8 March 2009

Five


I cannot remember what I listened to on the radio when I was five. I was living in Motherfucking, Alberta at the time though so I would say it was a country-western station, broadcasting from a town with nothing to those of us living in towns like I lived in with less than nothing, or the CBC.

Our family had a Zenith radio my parents kept on top of the fridge so none of us kids would break it. We broke everything so that was a wise move. In the basement was the hi-fi which no female or anyone under the age of 21 was allowed to touch. "When you can read the manual you can touch the hi-fi," was the 11th Commandment in the Hockey house. That is how men kept most women from driving - you had to read and understand the shop manual for the car from cover to cover or else you would probably pour gasoline in the washer fluid reservoir. My dad played the same old Newf sea shanties and Elvis songs on the scratchiest records you could imagine on the hi-fi. He was one hip motherfucker. We were lucky to have a hi-fi in those days. We only had one because dad knew how to build one from scratch.

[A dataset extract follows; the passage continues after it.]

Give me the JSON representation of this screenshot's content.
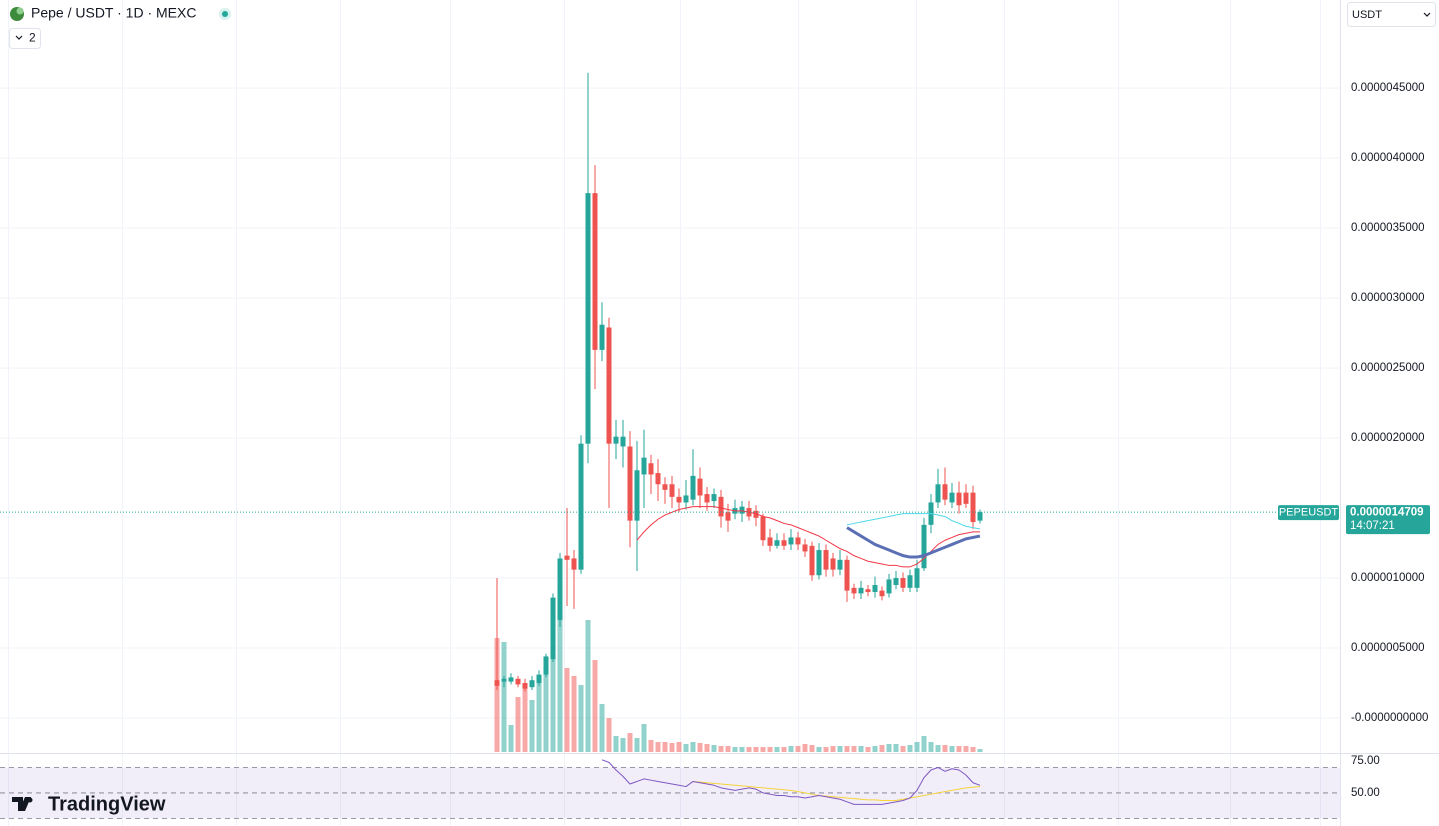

Don Messer and Tommy Hunter were the Elvis Presley and Frank Sinatra of Canada in those days. We were a proud hillbilly country back then. Proud and pissed. One day Tommy Hunter, Canada's Country Gentleman, came to the town and played a concert. The townsfolk lined the fresh washed mile of pavement that separated our town from our nearest neighbours, hundreds of miles by gravel road away, and cheered when Tommy rolled into town just like us Canadians cheered in Ottawa when Obama visited us for some of that Communist advice we are always eager to give. There has never been a day in small town Alberta to surpass the day Tommy Hunter came to town.

Living in Alberta had some kind of evil influence on me. Maybe that is why I still listen to country western music.